La seule solution sera alors de recourir massivement à la notion de communs pour permettre aux contribuables désargentés de contribuer en nature à la vie de la collectivité en échange des services gratuits qu’ils recevront. Certains ne manqueront pas de critiquer ce qu’ils considèreront comme un retour des corvées, mais peut-on faire autrement pour redonner à chacun la possibilité de vivre dignement sans recourir à la mendicité. D’autres diront que le revenu universel de solidarité est « la » solution. C’est oublier un peu vite qu’il faudra aussi le financer, et plus encore, que l’expérience a montré que mettre un prix monétaire sur tout et faire de l’argent la mesure de toute chose n’est pas la meilleure façon de promouvoir une société raisonnablement équitable et stable.

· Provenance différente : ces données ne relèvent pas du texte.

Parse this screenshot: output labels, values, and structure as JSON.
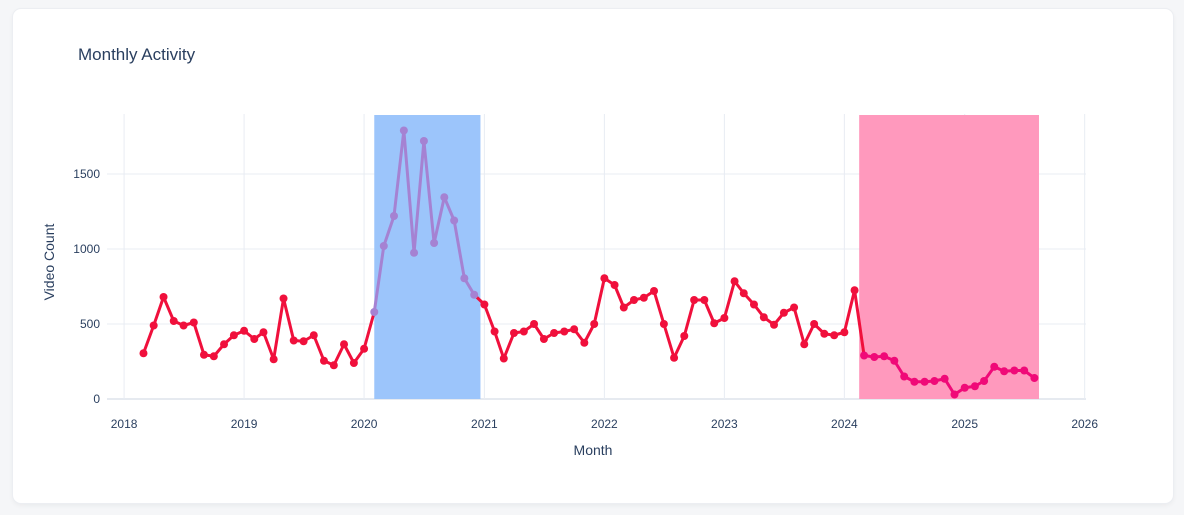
{
  "title": "Monthly Activity",
  "chart_data": {
    "type": "line",
    "title": "Monthly Activity",
    "xlabel": "Month",
    "ylabel": "Video Count",
    "xlim": [
      "2017-11-10",
      "2026-01-05"
    ],
    "ylim": [
      0,
      1900
    ],
    "x_ticks": [
      "2018",
      "2019",
      "2020",
      "2021",
      "2022",
      "2023",
      "2024",
      "2025",
      "2026"
    ],
    "y_ticks": [
      0,
      500,
      1000,
      1500
    ],
    "y_tick_labels": [
      "0",
      "500",
      "1000",
      "1500"
    ],
    "grid": true,
    "colors": {
      "series": "#f0103c",
      "highlight_1_line": "#a582d2",
      "highlight_2_line": "#f00a78",
      "band_1": "#9cc5fb",
      "band_2": "#ff99bd",
      "grid": "#e8ecf3"
    },
    "bands": [
      {
        "start": "2020-02-01",
        "end": "2020-12-20"
      },
      {
        "start": "2024-02-15",
        "end": "2025-08-15"
      }
    ],
    "series": [
      {
        "x": [
          "2018-03",
          "2018-04",
          "2018-05",
          "2018-06",
          "2018-07",
          "2018-08",
          "2018-09",
          "2018-10",
          "2018-11",
          "2018-12",
          "2019-01",
          "2019-02",
          "2019-03",
          "2019-04",
          "2019-05",
          "2019-06",
          "2019-07",
          "2019-08",
          "2019-09",
          "2019-10",
          "2019-11",
          "2019-12",
          "2020-01",
          "2020-02",
          "2020-03",
          "2020-04",
          "2020-05",
          "2020-06",
          "2020-07",
          "2020-08",
          "2020-09",
          "2020-10",
          "2020-11",
          "2020-12",
          "2021-01",
          "2021-02",
          "2021-03",
          "2021-04",
          "2021-05",
          "2021-06",
          "2021-07",
          "2021-08",
          "2021-09",
          "2021-10",
          "2021-11",
          "2021-12",
          "2022-01",
          "2022-02",
          "2022-03",
          "2022-04",
          "2022-05",
          "2022-06",
          "2022-07",
          "2022-08",
          "2022-09",
          "2022-10",
          "2022-11",
          "2022-12",
          "2023-01",
          "2023-02",
          "2023-03",
          "2023-04",
          "2023-05",
          "2023-06",
          "2023-07",
          "2023-08",
          "2023-09",
          "2023-10",
          "2023-11",
          "2023-12",
          "2024-01",
          "2024-02",
          "2024-03",
          "2024-04",
          "2024-05",
          "2024-06",
          "2024-07",
          "2024-08",
          "2024-09",
          "2024-10",
          "2024-11",
          "2024-12",
          "2025-01",
          "2025-02",
          "2025-03",
          "2025-04",
          "2025-05",
          "2025-06",
          "2025-07",
          "2025-08"
        ],
        "values": [
          305,
          490,
          680,
          520,
          490,
          510,
          295,
          285,
          365,
          425,
          455,
          400,
          445,
          265,
          670,
          390,
          385,
          425,
          255,
          225,
          365,
          240,
          335,
          580,
          1020,
          1220,
          1790,
          975,
          1720,
          1040,
          1345,
          1190,
          805,
          695,
          630,
          450,
          270,
          440,
          450,
          500,
          400,
          440,
          450,
          465,
          375,
          500,
          805,
          760,
          610,
          660,
          675,
          720,
          500,
          275,
          420,
          660,
          660,
          505,
          540,
          785,
          705,
          630,
          545,
          495,
          575,
          610,
          365,
          500,
          435,
          425,
          445,
          725,
          290,
          280,
          285,
          255,
          150,
          115,
          115,
          120,
          135,
          30,
          75,
          85,
          120,
          215,
          185,
          190,
          190,
          140
        ]
      }
    ]
  }
}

Cette réflexion sur la façon de créer des modes de vie qui exploitent pleinement les possibilités des nouvelles technologies pour permettre de s’affranchir des circuits marchands financiarisés à l’extrême est sans doute la meilleure façon de sortir de l’impasse dans laquelle nous a conduit le néolibéralisme globalisant. Elle a déjà commencé sous de multiples formes et dans de nombreux cercles, mais gagnerait sans doute beaucoup à une mise en commun plus systématique qui donnerait tout son sens au beau slogan des premiers écologistes : penser global, agir local.